FD : Quelles sont les difficultés principales que rencontrent vos franchisés et que faites-vous pour y remédier ?

MM : La gestion des équipes est sûrement le point le plus sensible pour les franchisés. Le choix des personnes est parfois à recadrer et de nouveaux recrutements sont à faire. Le rôle de l'animateur de réseau est de renforcer les équipes. La principale clé pour réussir c'est la vente. Certains peuvent rencontrer des difficultés financières si le choix de l'emplacement n'a pas été bien étudié, le loyer mal calculé ou si, dans le ratio, la masse salariale est trop importante. Dans ce cas, nous organisons des séances d'accompagnement pour donner notre avis et apporter notre soutien. La gestion des outils que nous fournissons aux franchisés nécessite aussi parfois un accompagnement au démarrage. L'appréciation de la marge à réaliser doit être le cheval de bataille du gérant de magasin et pour cela, il doit veiller à ne pas faire de remises trop importantes.

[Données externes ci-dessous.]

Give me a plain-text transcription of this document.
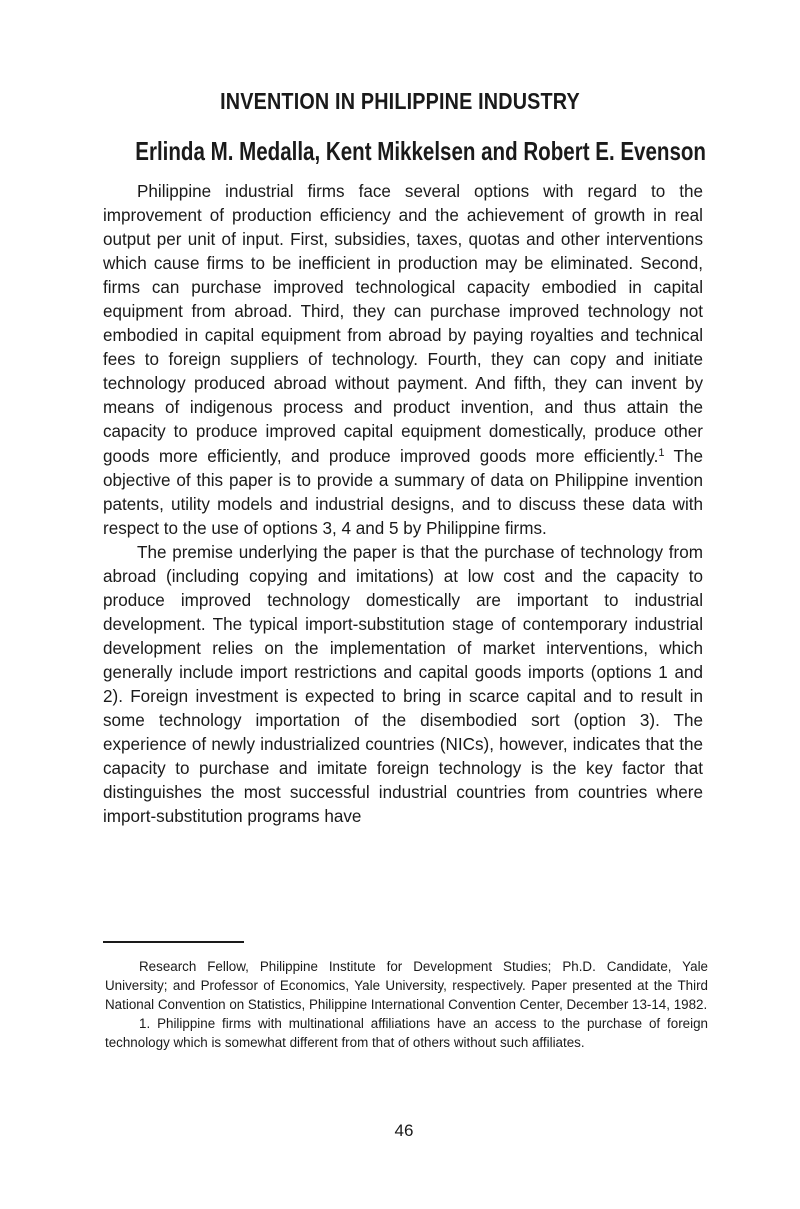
INVENTION IN PHILIPPINE INDUSTRY
Erlinda M. Medalla, Kent Mikkelsen and Robert E. Evenson

Philippine industrial firms face several options with regard to the improvement of production efficiency and the achievement of growth in real output per unit of input. First, subsidies, taxes, quotas and other interventions which cause firms to be inefficient in production may be eliminated. Second, firms can purchase improved technological capacity embodied in capital equipment from abroad. Third, they can purchase improved technology not embodied in capital equipment from abroad by paying royalties and technical fees to foreign suppliers of technology. Fourth, they can copy and initiate technology produced abroad without payment. And fifth, they can invent by means of indigenous process and product invention, and thus attain the capacity to produce improved capital equipment domestically, produce other goods more efficiently, and produce improved goods more efficiently.$^1$ The objective of this paper is to provide a summary of data on Philippine invention patents, utility models and industrial designs, and to discuss these data with respect to the use of options 3, 4 and 5 by Philippine firms.

The premise underlying the paper is that the purchase of technology from abroad (including copying and imitations) at low cost and the capacity to produce improved technology domestically are important to industrial development. The typical import-substitution stage of contemporary industrial development relies on the implementation of market interventions, which generally include import restrictions and capital goods imports (options 1 and 2). Foreign investment is expected to bring in scarce capital and to result in some technology importation of the disembodied sort (option 3). The experience of newly industrialized countries (NICs), however, indicates that the capacity to purchase and imitate foreign technology is the key factor that distinguishes the most successful industrial countries from countries where import-substitution programs have

Research Fellow, Philippine Institute for Development Studies; Ph.D. Candidate, Yale University; and Professor of Economics, Yale University, respectively. Paper presented at the Third National Convention on Statistics, Philippine International Convention Center, December 13-14, 1982.

1. Philippine firms with multinational affiliations have an access to the purchase of foreign technology which is somewhat different from that of others without such affiliates.

46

FD : À quoi s'engagent les franchisés vis-à-vis de votre enseigne ?

MM : Nous sommes en train d'élaborer un recueil des bonnes pratiques de l'entreprise. Les franchisés s'engagent à respecter la marque et les services qui vont avec. Ils doivent être en parfaite cohésion avec notre état d'esprit. On le voit très vite si quelqu'un ne correspond pas ou sort des lignes que nous avons tracées car nous passons beaucoup de temps avec les nouveaux candidats au départ. Pour nous, c'est comme un mariage, un respect mutuel doit s'instaurer.

FD : Plus généralement, quelles sont selon vous les qualités essentielles pour réussir en franchise ?

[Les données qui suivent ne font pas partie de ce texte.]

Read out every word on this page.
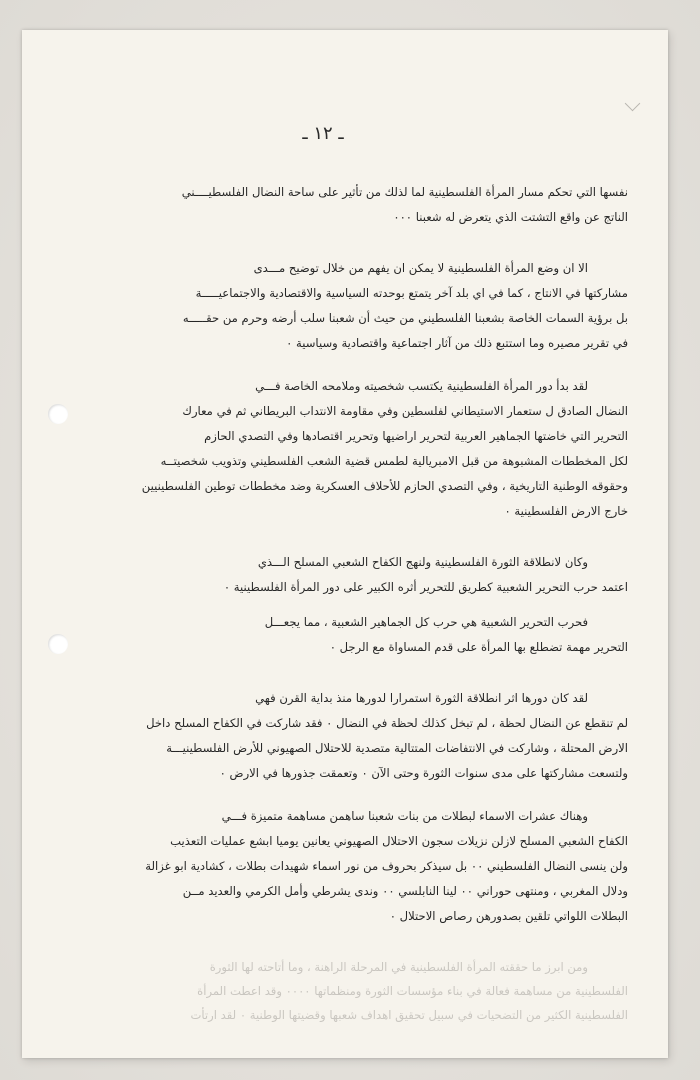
ـ ١٢ ـ
نفسها التي تحكم مسار المرأة الفلسطينية لما لذلك من تأثير على ساحة النضال الفلسطيــــني
الناتج عن واقع التشتت الذي يتعرض له شعبنا ٠٠٠
الا ان وضع المرأة الفلسطينية لا يمكن ان يفهم من خلال توضيح مـــدى
مشاركتها في الانتاج ، كما في اي بلد آخر يتمتع بوحدته السياسية والاقتصادية والاجتماعيـــــة
بل برؤية السمات الخاصة بشعبنا الفلسطيني من حيث أن شعبنا سلب أرضه وحرم من حقـــــه
في تقرير مصيره وما استتبع ذلك من آثار اجتماعية واقتصادية وسياسية ٠
لقد بدأ دور المرأة الفلسطينية يكتسب شخصيته وملامحه الخاصة فـــي
النضال الصادق ل ستعمار الاستيطاني لفلسطين وفي مقاومة الانتداب البريطاني ثم في معارك
التحرير التي خاضتها الجماهير العربية لتحرير اراضيها وتحرير اقتصادها وفي التصدي الحازم
لكل المخططات المشبوهة من قبل الامبريالية لطمس قضية الشعب الفلسطيني وتذويب شخصيتــه
وحقوقه الوطنية التاريخية ، وفي التصدي الحازم للأحلاف العسكرية وضد مخططات توطين الفلسطينيين
خارج الارض الفلسطينية ٠
وكان لانطلاقة الثورة الفلسطينية ولنهج الكفاح الشعبي المسلح الـــذي
اعتمد حرب التحرير الشعبية كطريق للتحرير أثره الكبير على دور المرأة الفلسطينية ٠
فحرب التحرير الشعبية هي حرب كل الجماهير الشعبية ، مما يجعـــل
التحرير مهمة تضطلع بها المرأة على قدم المساواة مع الرجل ٠
لقد كان دورها اثر انطلاقة الثورة استمرارا لدورها منذ بداية القرن فهي
لم تنقطع عن النضال لحظة ، لم تبخل كذلك لحظة في النضال ٠ فقد شاركت في الكفاح المسلح داخل
الارض المحتلة ، وشاركت في الانتفاضات المتتالية متصدية للاحتلال الصهيوني للأرض الفلسطينيـــة
ولتسعت مشاركتها على مدى سنوات الثورة وحتى الآن ٠ وتعمقت جذورها في الارض ٠
وهناك عشرات الاسماء لبطلات من بنات شعبنا ساهمن مساهمة متميزة فـــي
الكفاح الشعبي المسلح لازلن نزيلات سجون الاحتلال الصهيوني يعانين يوميا ابشع عمليات التعذيب
ولن ينسى النضال الفلسطيني ٠٠ بل سيذكر بحروف من نور اسماء شهيدات بطلات ، كشادية ابو غزالة
ودلال المغربي ، ومنتهى حوراني ٠٠ لينا النابلسي ٠٠ وندى يشرطي وأمل الكرمي والعديد مــن
البطلات اللواتي تلقين بصدورهن رصاص الاحتلال ٠
ومن ابرز ما حققته المرأة الفلسطينية في المرحلة الراهنة ، وما أتاحته لها الثورة
الفلسطينية من مساهمة فعالة في بناء مؤسسات الثورة ومنظماتها ٠٠٠٠ وقد اعطت المرأة
الفلسطينية الكثير من التضحيات في سبيل تحقيق اهداف شعبها وقضيتها الوطنية ٠ لقد ارتأت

MM : Avoir un concept fort, stable, bien pensé, une identité visuelle reconnue et une transparence dans les propos. La réussite de la franchise passe par la notion de rentabilité sinon cela ne fonctionne pas. Il faut que le franchisé soit confiant quand il arrive, se sente encadré et gagne de l'argent.

FD : Quels conseils donneriez-vous à un candidat à la franchise, avant qu'il ne fasse son choix sur telle ou telle enseigne ?

MM : Je recommande une affinité avec le produit. Il est important de faire attention à la structure de l'entreprise, à ses valeurs et à ce que comprend exactement la notion d'investissement.